Under current laws, although any driver who hits a dog is legally bound to report it, the same doesn’t apply for cats - even if the accident is fatal.
But a new law being proposed could change all that.
Rehman Chishti, MP for Gillingham and Rainham, wants people to think twice about leaving felines on the side of the road.
A new ‘Cats Bill’ would mean drivers would be legally obliged to inform a local vet if they hit a cat and could fined up to £20,000 if they don’t report it. The bill also requires all cats to be microchipped.
Campaign group Cats Matter, who support the bill, estimate that 230,000 cats are left to die "slowly and painfully" at roadside each year in the UK.
This means roughly one cat is struck every 2.5 minutes.
Mandy Lowe, co-founder of Cats Matter, told Yahoo News UK: “Cats that have been hit often are in critical condition and so the quicker they are seen by a vet, the better.
“A fine is one of those things we have pushed for hardest, simply so there is a comeuppance ensuring drivers think twice about leaving them in the road.
“We figure if people can't do the right thing out of compassion for an animal, they will with the threat of financial burden.
“Originally Rehman had suggested the reports go to the police, but that would be impractical as they don’t have enough resources to be called out every 2.5 minutes, so we believe calling vets would be more feasible.
“Offences under the Animal Welfare Act can see offenders pay up to £20,000 or jail time, and we want this legislation to come under that.
“We have had backing from Michael Gove and Sue Hayman, who has even put this into the Labour party manifesto.
“This may be one thing Tories and Labour agree on.”
Mandy, whose own cat was stuck and killed by a car, said the requirement for cat owners to microchip their pets would ensure they could be contacted easily.
The legislation also has the backing of Cats Protections, the UK’s leading cat welfare charity.
Cats Protection’s Head of Advocacy & Government Relations, Jacqui Cuff, said: “We’d always urge anyone who injures a cat while driving to take the cat to a vet for emergency treatment if injured or report it to the their local authority cleansing department if it’s a fatality.
“However, we believe that this needs to work in conjunction with compulsory microchipping of all owned cats.
“This is why we’re calling for a change in the law to ensure that all owned cats, like dogs, are microchipped.
“Across the UK, 32% of cats are not microchipped so we’ll continue to call on politicians to ensure changes in the law to improve feline welfare.”
Mandy added: “With regards to who foots the vet bill, we have to be completely fair and surprisingly owners we have spoken to do support paying it.
“Owners of all free roaming animals must accept some responsibility and acknowledge accidents can unfortunately happen.
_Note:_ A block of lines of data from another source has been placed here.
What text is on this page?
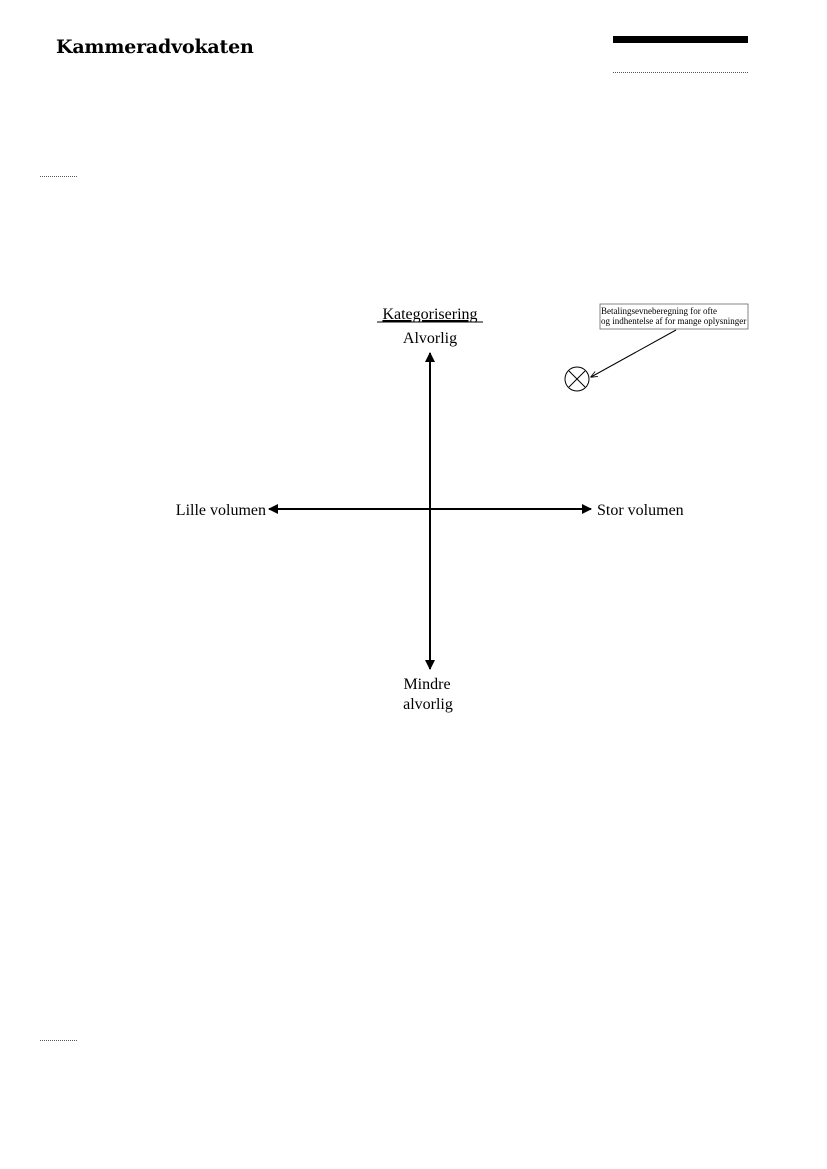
Kammeradvokaten
Kategorisering
Alvorlig
Mindre
alvorlig
Lille volumen	Stor volumen
Betalingsevneberegning for ofte
og indhentelse af for mange oplysninger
“Should their cat be accidentally hit, and a driver takes them to a veterinary practice, we expect the registered owner to be liable and cover costs.
“A large number of vets operate out of hours so the legislation would still apply.
“All the fine detail will get discussed down the line during a consultation, and once the law comes in, we would like to continue improving it as there’s bound to be flaws somewhere.”